Ein Kloster aus dem 12. Jahrhundert, umrundet von weitläufigen Feldern irgendwo in Frankreich: Innerhalb der Gemäuer, unter hohen romanischen Torbögen, singt eine grazile Pariserin a capella und kokettiert spielerisch mit den unterschiedlichen akustischen Möglichkeiten der architektonischen Umgebung.
Ein dröhnendes „brrr”, ein gezischtes „pssst” erhallt, gefolgt von einem inbrünstigen „wuuuh”. Abgerundete und verflachte Vokale. Silben – manchmal gedehnt, manchmal genäselt. Die Songs – ob Balladen, Hymnen, Chansons, Ständchen – sind mit einer ebenso schönen wie melodisch kraftvollen Stimme gesungen, die den Zuhörer fesselt und in ihren Bann zieht. Das kirchliche Ambiente trägt seinen Teil dazu bei und rundet die Atmosphäre ab.

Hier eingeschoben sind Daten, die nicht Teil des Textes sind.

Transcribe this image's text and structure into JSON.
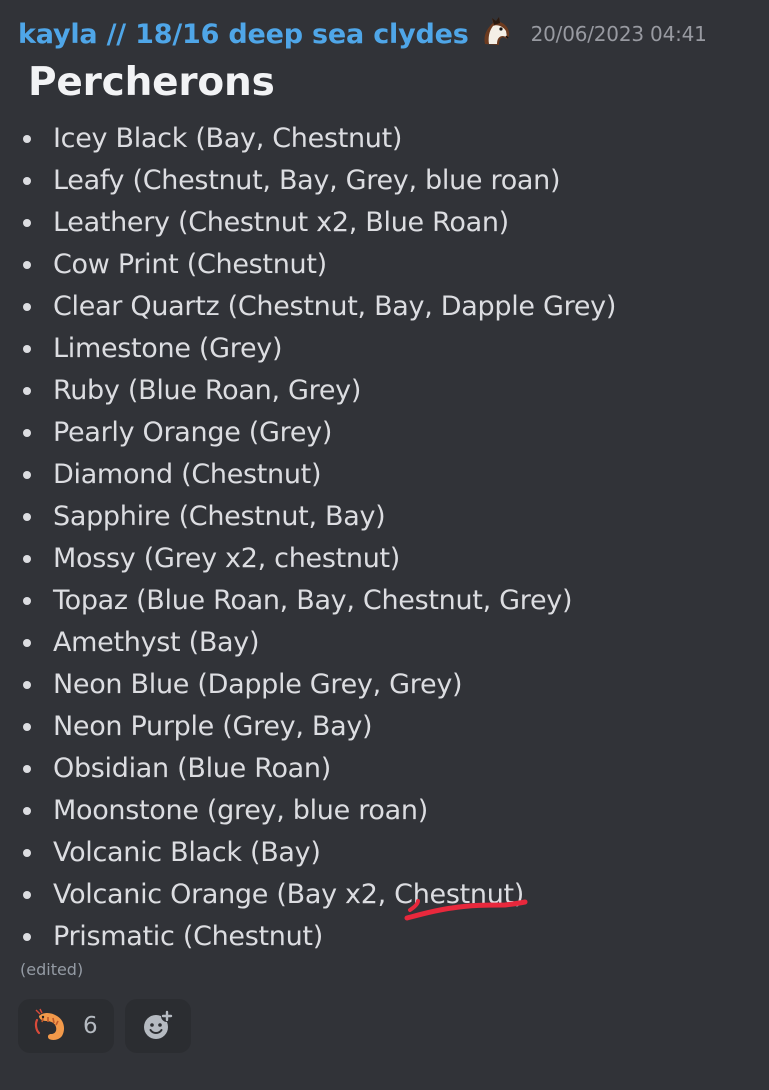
{
  "message": {
    "username": "kayla // 18/16 deep sea clydes",
    "role_icon": "horse-head-icon",
    "timestamp": "20/06/2023 04:41",
    "title": "Percherons",
    "items": [
      "Icey Black (Bay, Chestnut)",
      "Leafy (Chestnut, Bay, Grey, blue roan)",
      "Leathery (Chestnut x2, Blue Roan)",
      "Cow Print (Chestnut)",
      "Clear Quartz (Chestnut, Bay, Dapple Grey)",
      "Limestone (Grey)",
      "Ruby (Blue Roan, Grey)",
      "Pearly Orange (Grey)",
      "Diamond (Chestnut)",
      "Sapphire (Chestnut, Bay)",
      "Mossy (Grey x2, chestnut)",
      "Topaz (Blue Roan, Bay, Chestnut, Grey)",
      "Amethyst (Bay)",
      "Neon Blue (Dapple Grey, Grey)",
      "Neon Purple (Grey, Bay)",
      "Obsidian (Blue Roan)",
      "Moonstone (grey, blue roan)",
      "Volcanic Black (Bay)",
      "Volcanic Orange (Bay x2, Chestnut)",
      "Prismatic (Chestnut)"
    ],
    "edited_label": "(edited)"
  },
  "reactions": [
    {
      "emoji": "shrimp-emoji",
      "count": "6"
    }
  ],
  "add_reaction_icon": "add-reaction-icon",
  "colors": {
    "background": "#313338",
    "username": "#4fa6e8",
    "timestamp": "#989aa1",
    "text": "#dcdde1",
    "reaction_bg": "#2b2d31",
    "annotation": "#e8283c"
  }
}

„Räume sind ebenfalls Instrumente, insbesondere in a capella-Projekten”, sagt Camille. „Für mich sind Wörter wie Klang-Trampoline. Die Art und Weise, wie sie je nach Umfeld und Situation auf- und abfedern und widerhallen…” Sie hält inne, ihre blauen Augen unentwegt mit festem Blick. „Dieses mal”, sagt sie über ihr beeindruckendes neues Album Ilo Veyou, “dieses Mal dreht sich alles um Räume.”

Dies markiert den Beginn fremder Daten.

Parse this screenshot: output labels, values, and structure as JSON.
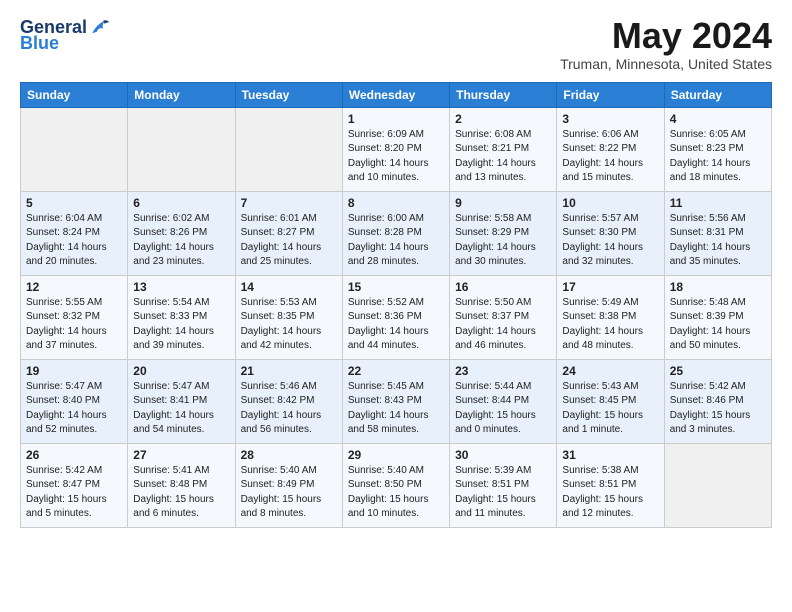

Räume, Säle und in ihrer Heimat Frankreich gar Hallen, hat sie im Laufe ihrer Karriere oft bespielt. Dazu gehören das Pariser Zenith oder das KOKO, das Shepherds Bush Empire oder das Roundhouse in London. Egal wo die durchtriebene Französin bisher auftrat, konnte man teilhaben, wie tausende Fans spontane Live-Versionen ihrer Songs mitkreieren: Auf Tribünen wurde geklatscht, gestampft, gebellt, gehupt und genüsslich miaut. Männer entledigten sich ihrer Hemden während Frauen anfingen ihre kompletten Handtaschen auszuräumen.
In verschiedenster Weise gekleidet, ob weißes Dress, auf dem projizierte Videos zu sehen sind oder verführerisches schwarzes Kleidchen, improvisiert, dirigiert und verzaubert Camille. Und sie beobachtet, denn sie ist, wie sie sagt, zugleich ihr eigener Zuschauer.